Compounding the issue, criminals understand reporting thresholds. They deliberately stay below those limits, spreading activity across multiple accounts and institutions. That is why consortium data-sharing is essential for identifying coordinated patterns that would otherwise go undetected.

In the early days of social media, companies could look up a profile to confirm a person’s existence. Today, AI can easily generate convincing social profiles across multiple contexts and geographies. Fabricating digital footprints isn’t only simple, it’s scalable. The challenge for banks is no longer finding data, but finding data that can’t be easily manipulated.

“Ideally, the best quality data is immune to automated generation,” Thoma said. “Sources that are unconnected to each other are independent of each other. An email is unrelated to a device from a data perspective. When you take in all this data from unconnected data sources—if they all agree that something’s good—generally you have better decision quality.”

Investing in advanced fraud prevention tools may seem costly upfront, but the expense is inevitable.
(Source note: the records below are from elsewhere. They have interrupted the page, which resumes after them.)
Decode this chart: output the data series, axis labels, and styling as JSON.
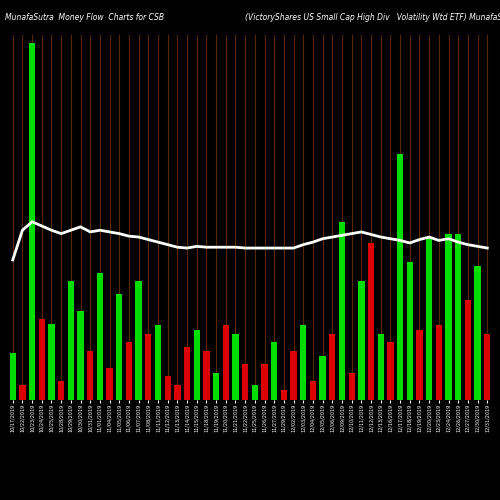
{
  "title_left": "MunafaSutra  Money Flow  Charts for CSB",
  "title_right": "(VictoryShares US Small Cap High Div   Volatility Wtd ETF) MunafaSutr",
  "background_color": "#000000",
  "bar_color_positive": "#00dd00",
  "bar_color_negative": "#dd0000",
  "grid_color": "#5a2800",
  "line_color": "#ffffff",
  "bar_values": [
    55,
    18,
    420,
    95,
    90,
    22,
    140,
    105,
    58,
    150,
    38,
    125,
    68,
    140,
    78,
    88,
    28,
    18,
    62,
    82,
    58,
    32,
    88,
    78,
    42,
    18,
    42,
    68,
    12,
    58,
    88,
    22,
    52,
    78,
    210,
    32,
    140,
    185,
    78,
    68,
    290,
    162,
    82,
    192,
    88,
    195,
    195,
    118,
    158,
    78
  ],
  "bar_colors": [
    "g",
    "r",
    "g",
    "r",
    "g",
    "r",
    "g",
    "g",
    "r",
    "g",
    "r",
    "g",
    "r",
    "g",
    "r",
    "g",
    "r",
    "r",
    "r",
    "g",
    "r",
    "g",
    "r",
    "g",
    "r",
    "g",
    "r",
    "g",
    "r",
    "r",
    "g",
    "r",
    "g",
    "r",
    "g",
    "r",
    "g",
    "r",
    "g",
    "r",
    "g",
    "g",
    "r",
    "g",
    "r",
    "g",
    "g",
    "r",
    "g",
    "r"
  ],
  "line_values": [
    165,
    200,
    210,
    205,
    200,
    196,
    200,
    204,
    198,
    200,
    198,
    196,
    193,
    192,
    189,
    186,
    183,
    180,
    179,
    181,
    180,
    180,
    180,
    180,
    179,
    179,
    179,
    179,
    179,
    179,
    183,
    186,
    190,
    192,
    194,
    196,
    198,
    195,
    192,
    190,
    188,
    185,
    189,
    192,
    188,
    190,
    186,
    183,
    181,
    179
  ],
  "xlabels": [
    "10/17/2019",
    "10/22/2019",
    "10/23/2019",
    "10/24/2019",
    "10/25/2019",
    "10/28/2019",
    "10/29/2019",
    "10/30/2019",
    "10/31/2019",
    "11/01/2019",
    "11/04/2019",
    "11/05/2019",
    "11/06/2019",
    "11/07/2019",
    "11/08/2019",
    "11/11/2019",
    "11/12/2019",
    "11/13/2019",
    "11/14/2019",
    "11/15/2019",
    "11/18/2019",
    "11/19/2019",
    "11/20/2019",
    "11/21/2019",
    "11/22/2019",
    "11/25/2019",
    "11/26/2019",
    "11/27/2019",
    "11/29/2019",
    "12/02/2019",
    "12/03/2019",
    "12/04/2019",
    "12/05/2019",
    "12/06/2019",
    "12/09/2019",
    "12/10/2019",
    "12/11/2019",
    "12/12/2019",
    "12/13/2019",
    "12/16/2019",
    "12/17/2019",
    "12/18/2019",
    "12/19/2019",
    "12/20/2019",
    "12/23/2019",
    "12/24/2019",
    "12/26/2019",
    "12/27/2019",
    "12/30/2019",
    "12/31/2019"
  ],
  "ylim": [
    0,
    430
  ],
  "line_ylim_min": 0,
  "line_ylim_max": 430
}
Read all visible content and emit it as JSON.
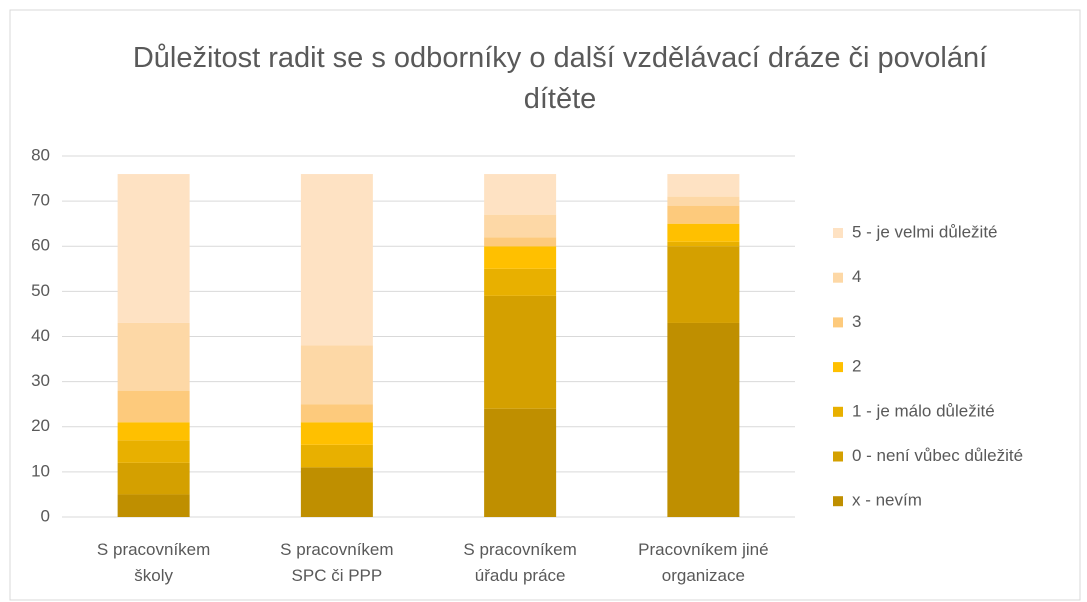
{
  "chart_data": {
    "type": "stacked_bar",
    "title": "Důležitost radit se s odborníky o další vzdělávací dráze či povolání dítěte",
    "categories": [
      "S pracovníkem\nškoly",
      "S pracovníkem\nSPC či PPP",
      "S pracovníkem\núřadu práce",
      "Pracovníkem jiné\norganizace"
    ],
    "series": [
      {
        "name": "x - nevím",
        "color": "#bf8f00",
        "values": [
          5,
          11,
          24,
          43
        ]
      },
      {
        "name": "0 - není vůbec důležité",
        "color": "#d4a000",
        "values": [
          7,
          0,
          25,
          17
        ]
      },
      {
        "name": "1 - je málo důležité",
        "color": "#e8b000",
        "values": [
          5,
          5,
          6,
          1
        ]
      },
      {
        "name": "2",
        "color": "#ffc000",
        "values": [
          4,
          5,
          5,
          4
        ]
      },
      {
        "name": "3",
        "color": "#fdca7c",
        "values": [
          7,
          4,
          2,
          4
        ]
      },
      {
        "name": "4",
        "color": "#fdd8a6",
        "values": [
          15,
          13,
          5,
          2
        ]
      },
      {
        "name": "5 - je velmi důležité",
        "color": "#fee2c3",
        "values": [
          33,
          38,
          9,
          5
        ]
      }
    ],
    "ylim": [
      0,
      80
    ],
    "yticks": [
      0,
      10,
      20,
      30,
      40,
      50,
      60,
      70,
      80
    ],
    "grid": true,
    "legend": "right"
  }
}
Institutions will either pay on the front end by strengthening their defenses—or on the back end through fines, consent orders, reputational damage, and customer attrition.

“We have to stop looking at payments fraud from the point of the transaction,” said Pitt. “That’s the last possible point to prevent fraud. We talk about defense in depth and a layered approach where if some security measure does not catch the fraud, then another one will. We still need to look at the payment itself, but we also need to look at everything before that so that we can catch the fraud earlier.”